What could the international left do to support the Venezuelan people in this critical moment?
The first thing the left should understand is that its solidarity must be with the people of Venezuela, not with the Maduro government, as has been the case. What we in Venezuela are asking for is a political ethic that stands with those who have truly endured this crisis and will continue to endure it for a long time.
This regime ceased representing the deepest and most fundamental interests of the Venezuelan people long ago—and now it no longer represents the nation's basic interests either. Nicolás Maduro's son, "Nicolasito," had no qualms about saying that Venezuela should establish relations with Israel, while what Maduro did with the global left is very similar to what Machado did with the Venezuelan diaspora: sentimental exploitation and nothing more.

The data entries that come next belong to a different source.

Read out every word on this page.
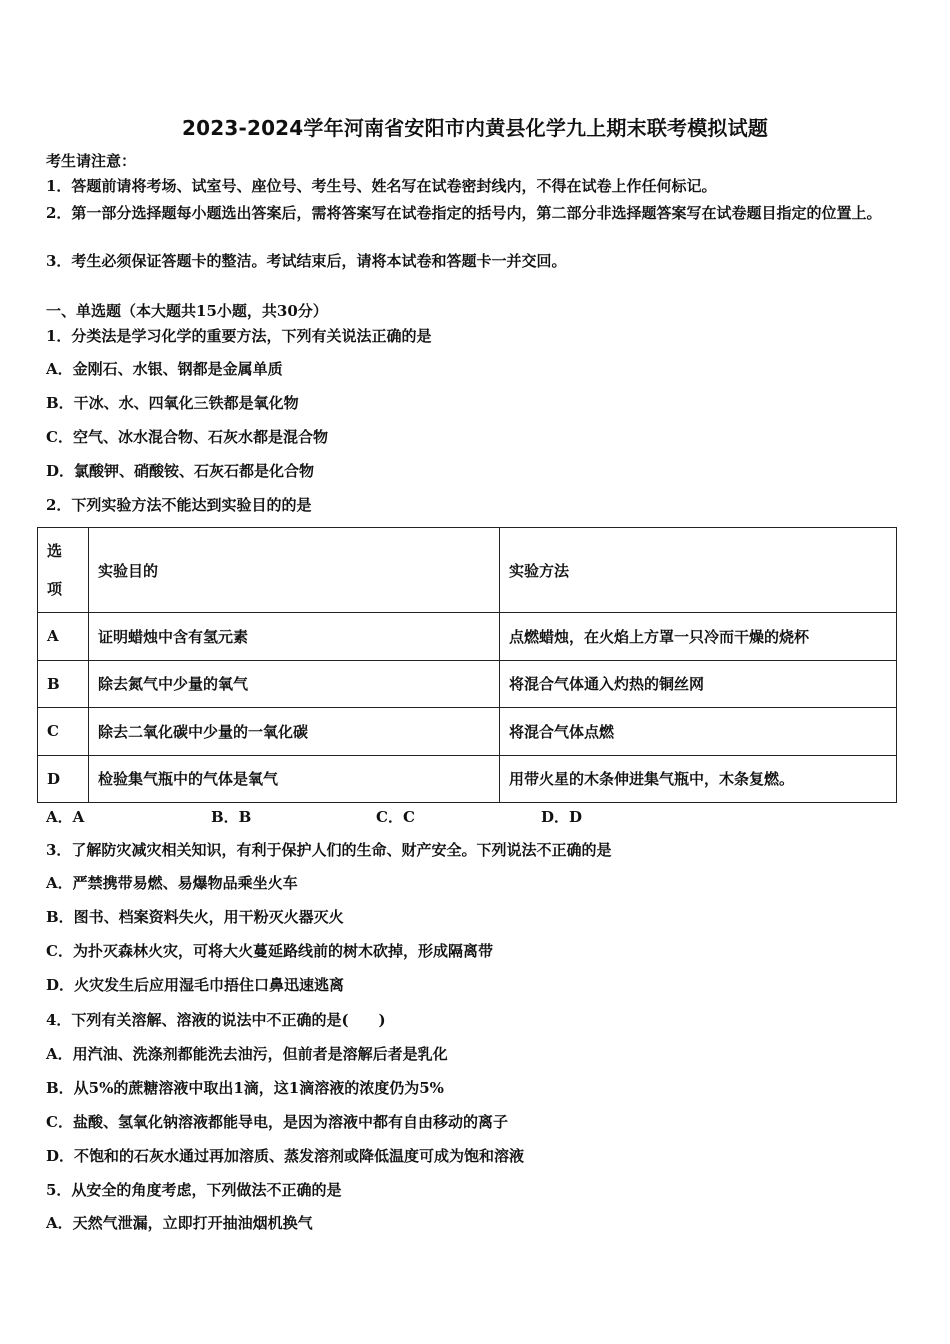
2023-2024学年河南省安阳市内黄县化学九上期末联考模拟试题
考生请注意：
1．答题前请将考场、试室号、座位号、考生号、姓名写在试卷密封线内，不得在试卷上作任何标记。
2．第一部分选择题每小题选出答案后，需将答案写在试卷指定的括号内，第二部分非选择题答案写在试卷题目指定的位置上。
3．考生必须保证答题卡的整洁。考试结束后，请将本试卷和答题卡一并交回。
一、单选题（本大题共15小题，共30分）
1．分类法是学习化学的重要方法，下列有关说法正确的是
A．金刚石、水银、钢都是金属单质
B．干冰、水、四氧化三铁都是氧化物
C．空气、冰水混合物、石灰水都是混合物
D．氯酸钾、硝酸铵、石灰石都是化合物
2．下列实验方法不能达到实验目的的是
选
项	实验目的	实验方法
A	证明蜡烛中含有氢元素	点燃蜡烛，在火焰上方罩一只冷而干燥的烧杯
B	除去氮气中少量的氧气	将混合气体通入灼热的铜丝网
C	除去二氧化碳中少量的一氧化碳	将混合气体点燃
D	检验集气瓶中的气体是氧气	用带火星的木条伸进集气瓶中，木条复燃。
A．A	B．B	C．C	D．D
3．了解防灾减灾相关知识，有利于保护人们的生命、财产安全。下列说法不正确的是
A．严禁携带易燃、易爆物品乘坐火车
B．图书、档案资料失火，用干粉灭火器灭火
C．为扑灭森林火灾，可将大火蔓延路线前的树木砍掉，形成隔离带
D．火灾发生后应用湿毛巾捂住口鼻迅速逃离
4．下列有关溶解、溶液的说法中不正确的是(　　)
A．用汽油、洗涤剂都能洗去油污，但前者是溶解后者是乳化
B．从5%的蔗糖溶液中取出1滴，这1滴溶液的浓度仍为5%
C．盐酸、氢氧化钠溶液都能导电，是因为溶液中都有自由移动的离子
D．不饱和的石灰水通过再加溶质、蒸发溶剂或降低温度可成为饱和溶液
5．从安全的角度考虑，下列做法不正确的是
A．天然气泄漏，立即打开抽油烟机换气
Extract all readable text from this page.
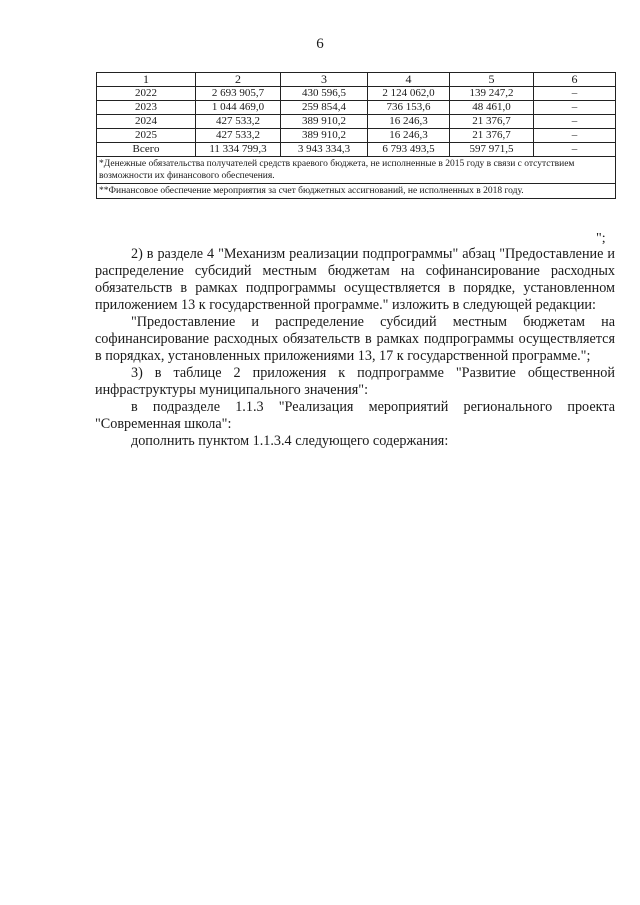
6
1	2	3	4	5	6
2022	2 693 905,7	430 596,5	2 124 062,0	139 247,2	–
2023	1 044 469,0	259 854,4	736 153,6	48 461,0	–
2024	427 533,2	389 910,2	16 246,3	21 376,7	–
2025	427 533,2	389 910,2	16 246,3	21 376,7	–
Всего	11 334 799,3	3 943 334,3	6 793 493,5	597 971,5	–
*Денежные обязательства получателей средств краевого бюджета, не исполненные в 2015 году в связи с отсутствием возможности их финансового обеспечения.					
**Финансовое обеспечение мероприятия за счет бюджетных ассигнований, не исполненных в 2018 году.					
";

2) в разделе 4 "Механизм реализации подпрограммы" абзац "Предоставление и распределение субсидий местным бюджетам на софинансирование расходных обязательств в рамках подпрограммы осуществляется в порядке, установленном приложением 13 к государственной программе." изложить в следующей редакции:

"Предоставление и распределение субсидий местным бюджетам на софинансирование расходных обязательств в рамках подпрограммы осуществляется в порядках, установленных приложениями 13, 17 к государственной программе.";

3) в таблице 2 приложения к подпрограмме "Развитие общественной инфраструктуры муниципального значения":

в подразделе 1.1.3 "Реализация мероприятий регионального проекта "Современная школа":

дополнить пунктом 1.1.3.4 следующего содержания:
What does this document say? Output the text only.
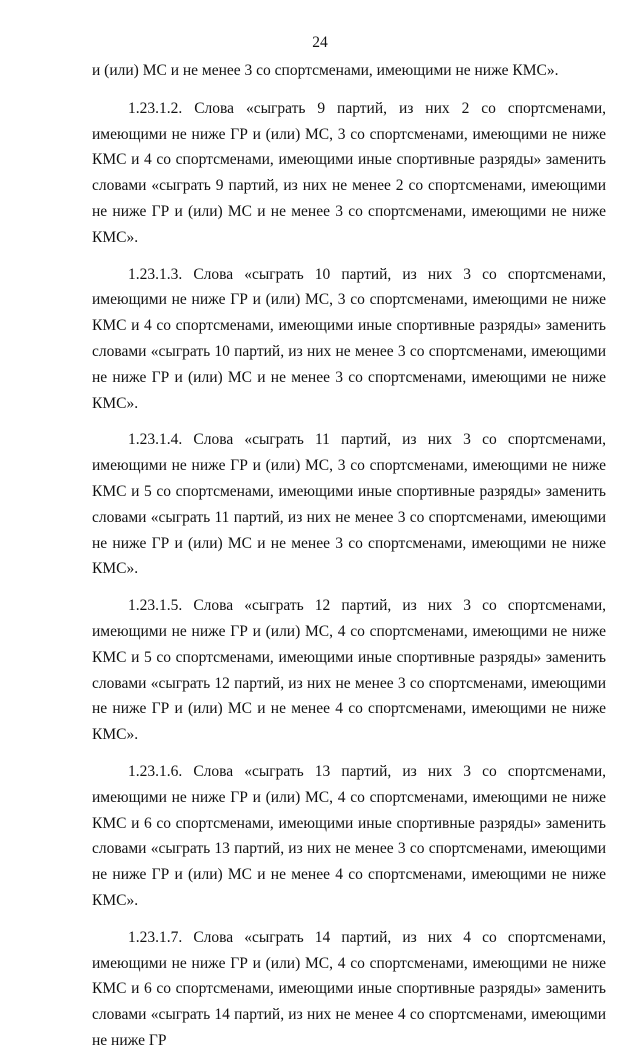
24

и (или) МС и не менее 3 со спортсменами, имеющими не ниже КМС».

1.23.1.2. Слова «сыграть 9 партий, из них 2 со спортсменами, имеющими не ниже ГР и (или) МС, 3 со спортсменами, имеющими не ниже КМС и 4 со спортсменами, имеющими иные спортивные разряды» заменить словами «сыграть 9 партий, из них не менее 2 со спортсменами, имеющими не ниже ГР и (или) МС и не менее 3 со спортсменами, имеющими не ниже КМС».

1.23.1.3. Слова «сыграть 10 партий, из них 3 со спортсменами, имеющими не ниже ГР и (или) МС, 3 со спортсменами, имеющими не ниже КМС и 4 со спортсменами, имеющими иные спортивные разряды» заменить словами «сыграть 10 партий, из них не менее 3 со спортсменами, имеющими не ниже ГР и (или) МС и не менее 3 со спортсменами, имеющими не ниже КМС».

1.23.1.4. Слова «сыграть 11 партий, из них 3 со спортсменами, имеющими не ниже ГР и (или) МС, 3 со спортсменами, имеющими не ниже КМС и 5 со спортсменами, имеющими иные спортивные разряды» заменить словами «сыграть 11 партий, из них не менее 3 со спортсменами, имеющими не ниже ГР и (или) МС и не менее 3 со спортсменами, имеющими не ниже КМС».

1.23.1.5. Слова «сыграть 12 партий, из них 3 со спортсменами, имеющими не ниже ГР и (или) МС, 4 со спортсменами, имеющими не ниже КМС и 5 со спортсменами, имеющими иные спортивные разряды» заменить словами «сыграть 12 партий, из них не менее 3 со спортсменами, имеющими не ниже ГР и (или) МС и не менее 4 со спортсменами, имеющими не ниже КМС».

1.23.1.6. Слова «сыграть 13 партий, из них 3 со спортсменами, имеющими не ниже ГР и (или) МС, 4 со спортсменами, имеющими не ниже КМС и 6 со спортсменами, имеющими иные спортивные разряды» заменить словами «сыграть 13 партий, из них не менее 3 со спортсменами, имеющими не ниже ГР и (или) МС и не менее 4 со спортсменами, имеющими не ниже КМС».

1.23.1.7. Слова «сыграть 14 партий, из них 4 со спортсменами, имеющими не ниже ГР и (или) МС, 4 со спортсменами, имеющими не ниже КМС и 6 со спортсменами, имеющими иные спортивные разряды» заменить словами «сыграть 14 партий, из них не менее 4 со спортсменами, имеющими не ниже ГР
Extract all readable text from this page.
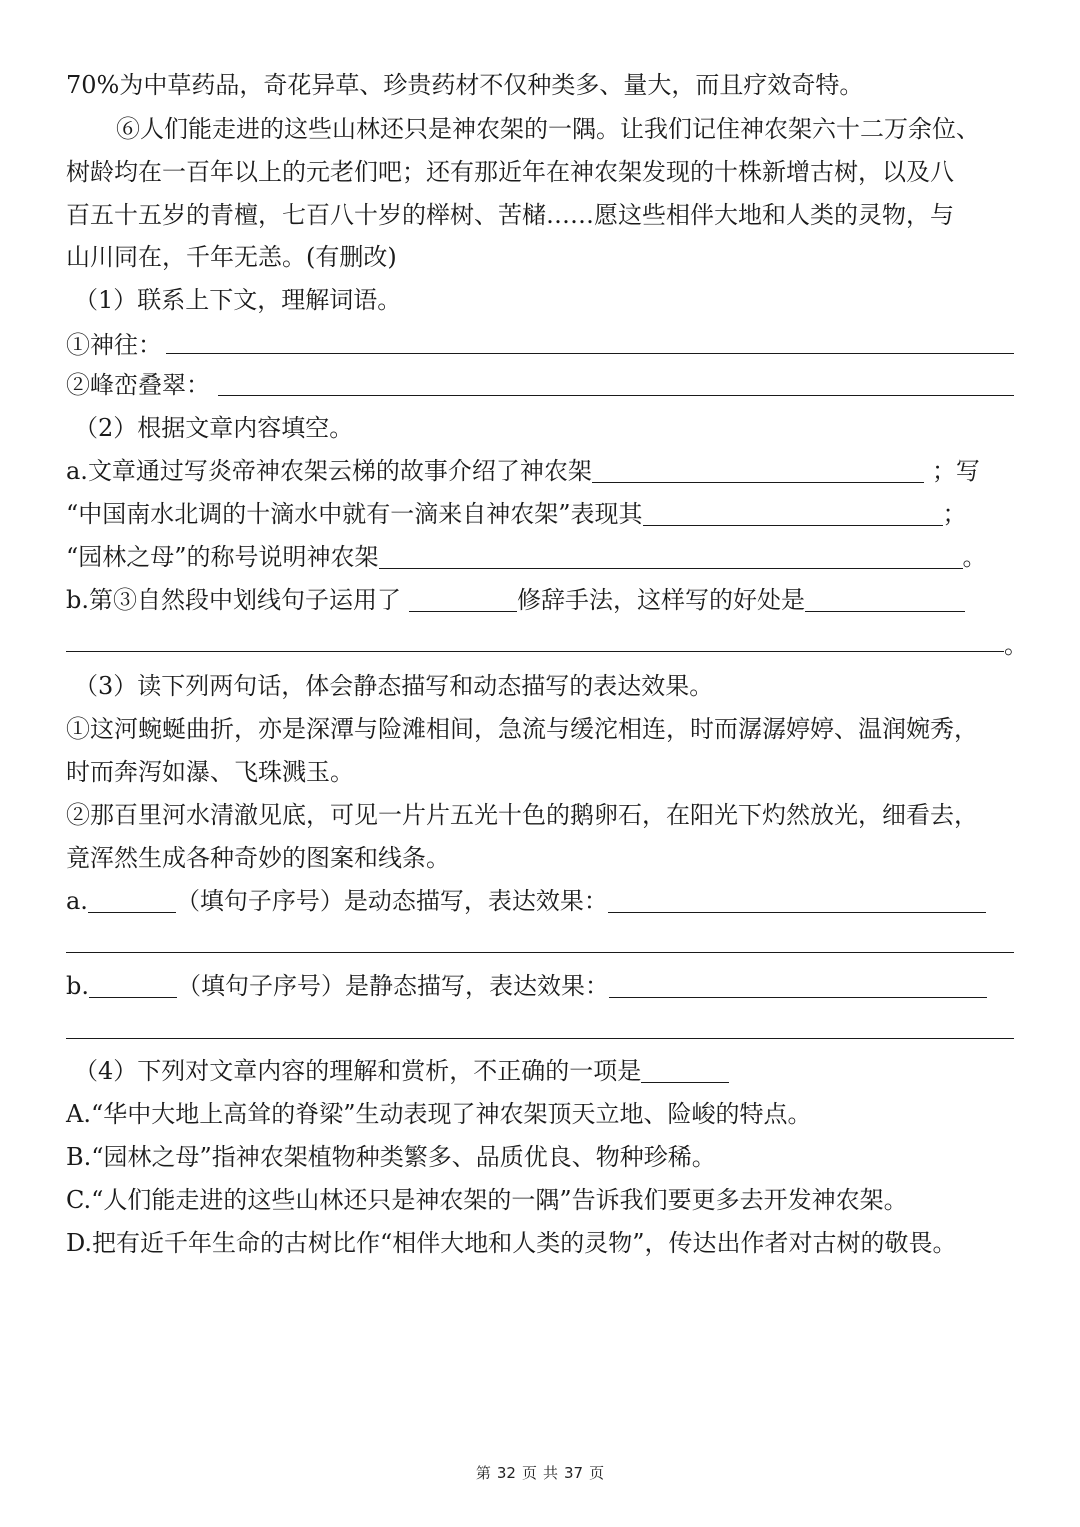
70%为中草药品，奇花异草、珍贵药材不仅种类多、量大，而且疗效奇特。
⑥人们能走进的这些山林还只是神农架的一隅。让我们记住神农架六十二万余位、
树龄均在一百年以上的元老们吧；还有那近年在神农架发现的十株新增古树，以及八
百五十五岁的青檀，七百八十岁的榉树、苦槠……愿这些相伴大地和人类的灵物，与
山川同在，千年无恙。(有删改)
（1）联系上下文，理解词语。
①神往：
②峰峦叠翠：
（2）根据文章内容填空。
a.文章通过写炎帝神农架云梯的故事介绍了神农架	；写
“中国南水北调的十滴水中就有一滴来自神农架”表现其	；
“园林之母”的称号说明神农架	。
b.第③自然段中划线句子运用了	修辞手法，这样写的好处是
。
（3）读下列两句话，体会静态描写和动态描写的表达效果。
①这河蜿蜒曲折，亦是深潭与险滩相间，急流与缓沱相连，时而潺潺婷婷、温润婉秀，
时而奔泻如瀑、飞珠溅玉。
②那百里河水清澈见底，可见一片片五光十色的鹅卵石，在阳光下灼然放光，细看去，
竟浑然生成各种奇妙的图案和线条。
a.	（填句子序号）是动态描写，表达效果：
b.	（填句子序号）是静态描写，表达效果：
（4）下列对文章内容的理解和赏析，不正确的一项是
A.“华中大地上高耸的脊梁”生动表现了神农架顶天立地、险峻的特点。
B.“园林之母”指神农架植物种类繁多、品质优良、物种珍稀。
C.“人们能走进的这些山林还只是神农架的一隅”告诉我们要更多去开发神农架。
D.把有近千年生命的古树比作“相伴大地和人类的灵物”，传达出作者对古树的敬畏。
第 32 页 共 37 页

The Maduro government represented a moral and strategic debacle for the left, not only in Latin America, but throughout the world. When I say strategic, I mean that Maduro orchestrated defeats that weakened the nation, but he also annihilated the ethical and political strength of the movement he inherited. He reduced it to rubble. And when he had to plunge that movement into an irreversible crisis to defend his own power, he didn't hesitate.
This attack by U.S. imperialism doesn't prove that Maduro was right. Rather, it proves that Maduro was utterly incompetent to defend the Venezuelan nation against that same imperialism. What he did was precisely to aid what the United States wanted to do to Venezuela: weaken it militarily, economically, and culturally—areas where the possibilities for social transformation lay. What we must ask ourselves is: why did an attack like this, against international law, generate hope in the majority of the Venezuelan people, both inside and outside the country?
For much of the left, Venezuelans are incapable of even sustaining a "domestic tyranny," to use an expression of Bolívar. This left denies the Maduro government any agency, even the agency to implement a despotic regime; thus, the only subject in this whole story is imperialism. The problem with much of the global left is that they don't consider Venezuelans, neither the elite nor the people, as subjects in this story, their own story. Because for them, we are merely objects of a history determined by imperialism. Imperialism's actions against Venezuela are very useful for fueling the "anti-imperialist" discourse in their respective countries. The complexities of reality matter little to them.
However, when it seems we lack the capacity to decide our own destiny, I am certain that the Venezuelan nation will be reborn in some way, sooner rather than later, and we will take the reins of our future and our destiny.
Note: This interview was also published in English in Links. International Journal of Socialist Renewal and is available here.
1. Juan Vicente Gómez established a dictatorship that lasted from 1908 to 1935, a period known as the Gomecismo [Editor's note].